Robert the Skeptic said...

I recently posted on my own blog about this very thing after I heard pop financial adviser, Suze Orman blather on national TV that she has completely reversed herself on the benefits of home ownership and things people are better off being renters!

But then again I never thought her financial advice was worth crap.

Anonymous said...

I did very well with one house because I bought it for $175,000 and 10 years later, listed it for $615,000 and it sold for $612,500! Amazing. That was in 2005. And then I paid cash for my next house at $475,000, but if I were to list it now, it would be in the $280's. If what you are saying is correct, then it would behoove me to hang onto it for a few more years. I had it listed for 3 months recently, wanting to relocate and it didn't sell, so I'll hold off on my relocation plans and continue to visit where I wanted to move to to be near family.
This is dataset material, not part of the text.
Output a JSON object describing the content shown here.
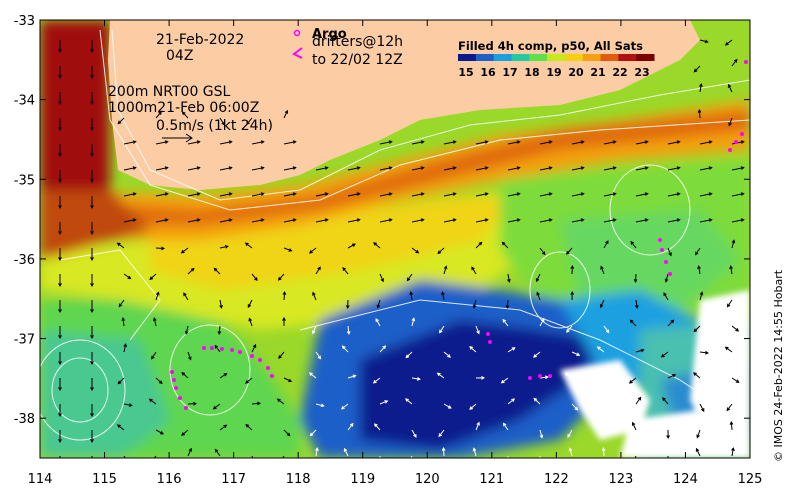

I'm only 58. I'm also contemplating renting it too, but to sell now when prices are bottoming out, just doesn't make sense, unless it were for some kind of an emergency. I visit my family 3x a year so that's working out pretty good for us.

Anonymous said...

With so many people unemployed across the nation, do you think it's possible to really have another housing boom?

Anonymous said...

Who is going to be able to afford a house? The way companies keep cutting wages and pocketing the profits, no one will ever be able to save enough for a down payment, let alone make enough for monthly payments, food and saving for their kids education. Look around. Most of the houses belong to middle-class blue and low level white collar workers. These are the people who work in gas stations, supermarkets, construction, and the such....jobs that no longer earn a livable income because the companies that they work for won't pay them an honest days wage and won't provide any health care. They take the profit and leave the government to pay for their welfare and health care with tax money that is non-existent because most people don't earn enough to pay taxes! If housing prices go up, who can afford it? The skilled worker? Who is that skilled worker? Look around most people aren't that "skilled" what ever that means. Until wages for the middle class rise or at least keep up with inflation, i.e. housing prices, very few people will be able to afford a house.